As AMC equity flows taper, investors urged to wait till situation improves

The equity segment accounts for 42-43 per cent of AUM and 74-75 per cent of revenues of HDFC AMC and Nippon AMC, according to FY20 numbers
The continuous decline in net equity inflows seen in the past three months, at a time when retail participation in equities is rising, is worrying investors about the prospects of asset management companies (AMCs) such as HDFC AMC and Nippon Life India AMC (Nippon AMC). 

According to data published by Association of Mutual Funds in India (AMFI), the industry saw net equity inflows hitting a 4-year low in June. Thus, in an otherwise bullish market, the stocks of these AMCs shed up to 3 per cent on Thursday. The BSE Sensex was up 1.1 per cent. 

In fact, shares of HDFC AMC, which is the market leader in the equity segment, and those of Nippon AMC, are down between 21-25 per cent since the start of March, as compared to a four per cent fall in the Sensex. 

AMFI’s data shows that net inflows from equity-oriented schemes declined by 97 per cent year-on-year (YoY) and 95 per cent month-on-month to Rs 240.6 crore in June. These are down about 34 per cent YoY to Rs 11,710 crore in the quarter ended June. Even inflows into systematic investment plans (SIPs) slowed, declining over 2 per cent YoY in June.

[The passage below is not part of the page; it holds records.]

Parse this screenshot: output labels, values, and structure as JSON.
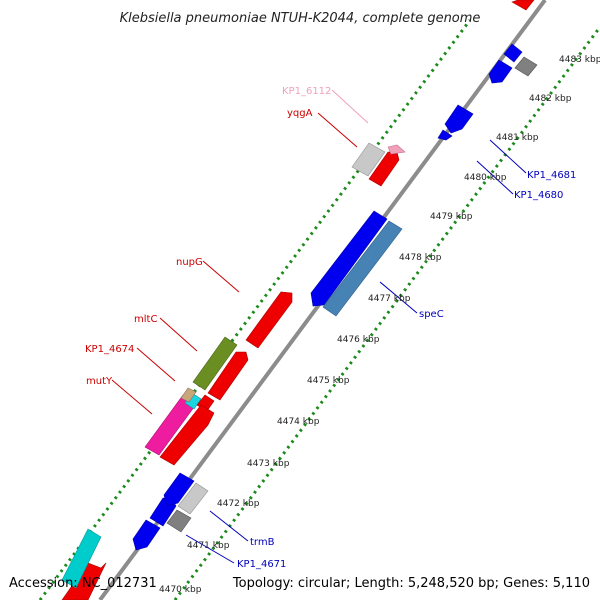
{
  "map": {
    "title": "Klebsiella pneumoniae NTUH-K2044, complete genome",
    "accession": "Accession: NC_012731",
    "summary": "Topology: circular; Length: 5,248,520 bp; Genes: 5,110"
  },
  "colors": {
    "backbone": "#8c8c8c",
    "tick_dots": "#1a8a1a",
    "forward_label": "#cc0000",
    "reverse_label": "#0000bb",
    "pink_label": "#f0a0b8"
  },
  "ticks": [
    {
      "label": "4470 kbp"
    },
    {
      "label": "4471 kbp"
    },
    {
      "label": "4472 kbp"
    },
    {
      "label": "4473 kbp"
    },
    {
      "label": "4474 kbp"
    },
    {
      "label": "4475 kbp"
    },
    {
      "label": "4476 kbp"
    },
    {
      "label": "4477 kbp"
    },
    {
      "label": "4478 kbp"
    },
    {
      "label": "4479 kbp"
    },
    {
      "label": "4480 kbp"
    },
    {
      "label": "4481 kbp"
    },
    {
      "label": "4482 kbp"
    },
    {
      "label": "4483 kbp"
    }
  ],
  "gene_labels": [
    {
      "id": "kp1-6112",
      "text": "KP1_6112",
      "color": "#f0a0b8"
    },
    {
      "id": "yqga",
      "text": "yqgA",
      "color": "#cc0000"
    },
    {
      "id": "nupg",
      "text": "nupG",
      "color": "#cc0000"
    },
    {
      "id": "mltc",
      "text": "mltC",
      "color": "#cc0000"
    },
    {
      "id": "kp1-4674",
      "text": "KP1_4674",
      "color": "#cc0000"
    },
    {
      "id": "muty",
      "text": "mutY",
      "color": "#cc0000"
    },
    {
      "id": "kp1-4681",
      "text": "KP1_4681",
      "color": "#0000bb"
    },
    {
      "id": "kp1-4680",
      "text": "KP1_4680",
      "color": "#0000bb"
    },
    {
      "id": "spec",
      "text": "speC",
      "color": "#0000bb"
    },
    {
      "id": "trmb",
      "text": "trmB",
      "color": "#0000bb"
    },
    {
      "id": "kp1-4671",
      "text": "KP1_4671",
      "color": "#0000bb"
    }
  ]
}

According to Binod Modi, analyst at Reliance Securities, “Given the higher share of equity funds in the overall AUM (assets under management), lower equity inflows would hurt AMCs’ growth and top line in the near term.” Also, equity being a high-margin segment, there would be some pressure on AMCs’ profitability, he added. Modi, however, is positive on AMCs from a long-term perspective.
The equity segment accounts for 42-43 per cent of AUM and 74-75 per cent of revenues of HDFC AMC and Nippon AMC, according to financial year 2019-20 (FY20) numbers. According to PhillipCapital, the management-fee margin for equity schemes is more than double that of debt schemes.


Scepticism about a recovery in India Inc’s business, with likely sharp fall in its earnings, has led to volatility in equity markets. Though the Sensex has seen a sharp recovery of 41 per cent since its catastrophic fall in March, it is still 13 per cent lower than its January high. This volatility is also impacting the existing AUM and, so, the overall performance of AMCs.

According to data compiled by the BS Research Bureau, the average market capitalisation of all companies listed on the BSE fell to Rs 127.18 trillion in the June quarter, compared with Rs 146.39 trillion in the March quarter and Rs 151.4 trillion a year ago.

According to Sunil Jain, head of research at Nirmal Bang, “While the incremental AUM is getting impacted with lower gross flows, market volatility is impacting AMCs’ existing AUMs, which would further hurt their earnings performance”. He believes that the June quarter results would have a higher impact than the March quarter.

According to PhillipCapital, the two companies could post an 11-20 per cent fall in revenue and 7-10 per cent decline in operating profit for the June quarter (see table).

What is also worrying, and more so for HDFC AMC, is the rising direct retail participation in the equity market. This indicates that retail investors are avoiding the mutual fund route and directly investing in equites.
As of March, HDFC AMC’s AUM sourced from individual investors contributed 57 per cent of total AUM, higher than the 52 per cent for the industry. This indicates a likely impact on HDFC AMC’s growth if the trend of direct retail participation continues going ahead. While HDFC AMC’s market share in the equity segment is around 14 per cent, its average AUM, as of March 2020, stood at Rs 3.7 trillion, almost double that of Nippon AMC.

What’s more, according to a report by Nomura, though HDFC AMC continues to lead in the equity segment, its market share reduced to less than 14 per cent in May, from around 16 per cent in June 2019. Nippon AMC’s share fell from 8.6 per cent to 6.9 per cent, over that period.

Although, some experts believe the June quarter performance is a temporary phenomenon and inflows will pick up once markets see some correction, the jury is out on this.

For now, investors are recommended to wait till equity inflows see some improvement, as valuations, too, are not cheap. While HDFC AMC is trading at around 42 times its FY21 estimated earnings, the figure is around 34 times for Nippon AMC.